Babylonian Quest for Lapis Lazuli and Dilmun during the City III period
Eric Olijdam. Pages 119-126 in F.R. Allchin & B. Allchin (eds), 1997, South Asian Archaeology 1995. New Delhi.
The second half of the second millennium BC is a poorly understood period in the history of Mesopotamia, the Persian/Arabian Gulf and adjacent areas. Soon after unifying southern Mesopotamia, by conquering the Sealand, the Kassite rulers of Babylonia became involved in the diplomatic relations between the major courts in the Near East, including Egypt. The correspondence between the 'great kings', part of which was found at Amarna in Egypt, was primarily concerned with arranging political marriages and exchanging valuable gifts. Babylonia sent lapis lazuli, horses and chariots to Egypt in exchange for large amounts of raw gold. This gold was used by the Kassite kings to finance large-scale building programmes and revitalise the Babylonian economy. Acquisition of Egyptian gold was essential for establishing important Babylonian political goals: the close incorporation of the former Sealand and the legitimization and consolidation of Kassite rule, which was based on divine legitimation supported by a sound economic policy.
In contemporary sources, Babylonia is identified as the centre of the lapis trade. Being one of the few Babylonian exchange items it is quite likely that a steady supply of this semi-precious stone was one of the most important topics on the political agenda. The small amount of lapis items from Mitanni and Assyria mentioned in the Amarna texts implies that it is unlikely that lapis entered Babylonia via a northern land route. A southern land route, controlled by Elam, is possible but was wrought with problems for most of this period. Given its extreme importance it does not seem plausible that the Kassite kings depended on lapis lazuli brought to Babylonia via land routes, especially since they were all too well aware of the danger of long-distance overland routes, even in a favourable political situation.

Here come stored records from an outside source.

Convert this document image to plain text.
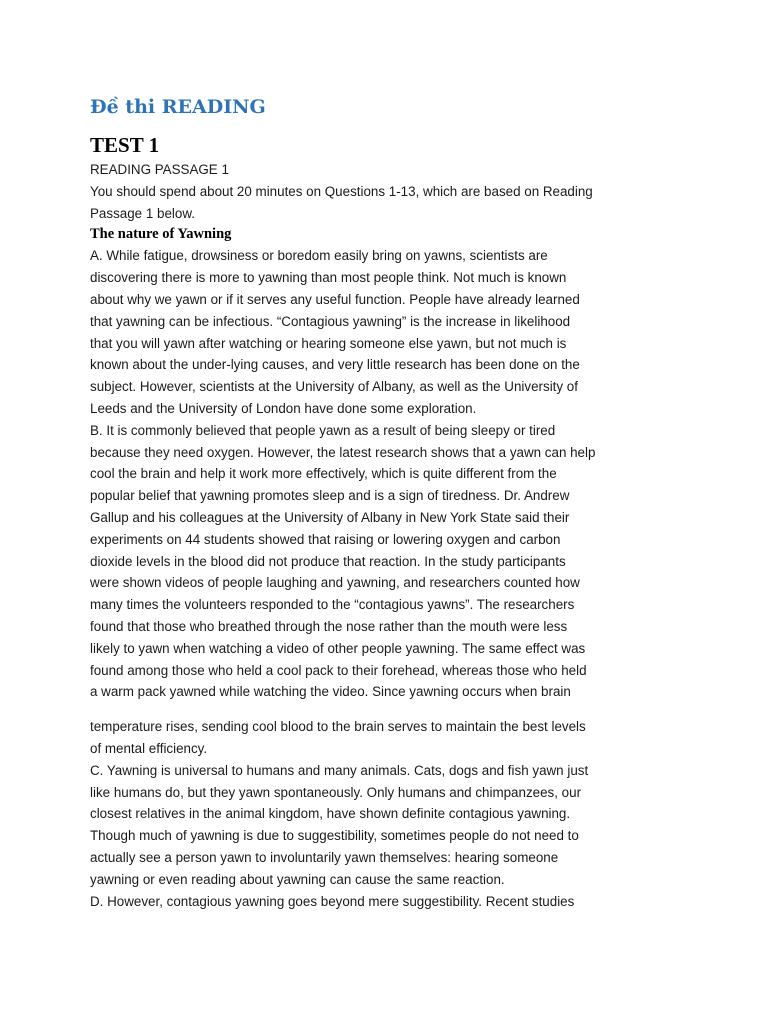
Đề thi READING
TEST 1
READING PASSAGE 1
You should spend about 20 minutes on Questions 1-13, which are based on Reading
Passage 1 below.
The nature of Yawning
A. While fatigue, drowsiness or boredom easily bring on yawns, scientists are
discovering there is more to yawning than most people think. Not much is known
about why we yawn or if it serves any useful function. People have already learned
that yawning can be infectious. “Contagious yawning” is the increase in likelihood
that you will yawn after watching or hearing someone else yawn, but not much is
known about the under-lying causes, and very little research has been done on the
subject. However, scientists at the University of Albany, as well as the University of
Leeds and the University of London have done some exploration.
B. It is commonly believed that people yawn as a result of being sleepy or tired
because they need oxygen. However, the latest research shows that a yawn can help
cool the brain and help it work more effectively, which is quite different from the
popular belief that yawning promotes sleep and is a sign of tiredness. Dr. Andrew
Gallup and his colleagues at the University of Albany in New York State said their
experiments on 44 students showed that raising or lowering oxygen and carbon
dioxide levels in the blood did not produce that reaction. In the study participants
were shown videos of people laughing and yawning, and researchers counted how
many times the volunteers responded to the “contagious yawns”. The researchers
found that those who breathed through the nose rather than the mouth were less
likely to yawn when watching a video of other people yawning. The same effect was
found among those who held a cool pack to their forehead, whereas those who held
a warm pack yawned while watching the video. Since yawning occurs when brain
temperature rises, sending cool blood to the brain serves to maintain the best levels
of mental efficiency.
C. Yawning is universal to humans and many animals. Cats, dogs and fish yawn just
like humans do, but they yawn spontaneously. Only humans and chimpanzees, our
closest relatives in the animal kingdom, have shown definite contagious yawning.
Though much of yawning is due to suggestibility, sometimes people do not need to
actually see a person yawn to involuntarily yawn themselves: hearing someone
yawning or even reading about yawning can cause the same reaction.
D. However, contagious yawning goes beyond mere suggestibility. Recent studies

A sea route seems more plausible and preferable.
It is generally accepted that during the late third and early second millennium most of the lapis lazuli made its way to Mesopotamia through the Gulf, but that this trade network — dominated by Dilmun — collapsed during the Old Babylonian period. The second half of the second millennium is represented in Dilmun (Bahrain, the adjacent Saudi Arabian coast and the island of Failaka) by the City III period, during which it was governed by a high Babylonian official. Items from this period made of materials alien to Dilmun (copper, gold, alabaster, lapis lazuli, carnelian, agate, ivory, ochre) indicate that mercantile relations were still maintained with its former partners Magan (Oman Peninsula) and Meluhha (Indus Civilisation).
The fields of economy, politics and religion are intertwined in the ideological concepts involved in Babylonian kingship. Against the background of establishing interregional relationships and upholding internal Babylonian power relations, the incorporation of Dilmun may be seen as an attempt by the Kassite kings to secure the supply of lapis lazuli. A maritime route through the Gulf should be seen as a successful effort not to become dependent upon other (competing) powers for obtaining this precious stone, and also to circumvent any difficulties that might arise between Babylonia and the source area(s) east of the Zagros Mountains. The extreme importance of lapis lazuli for the Kassite kings might not only explain the incorporation of Dilmun in Kassite Babylonia but also justify the important position of Dilmun in its political constellation.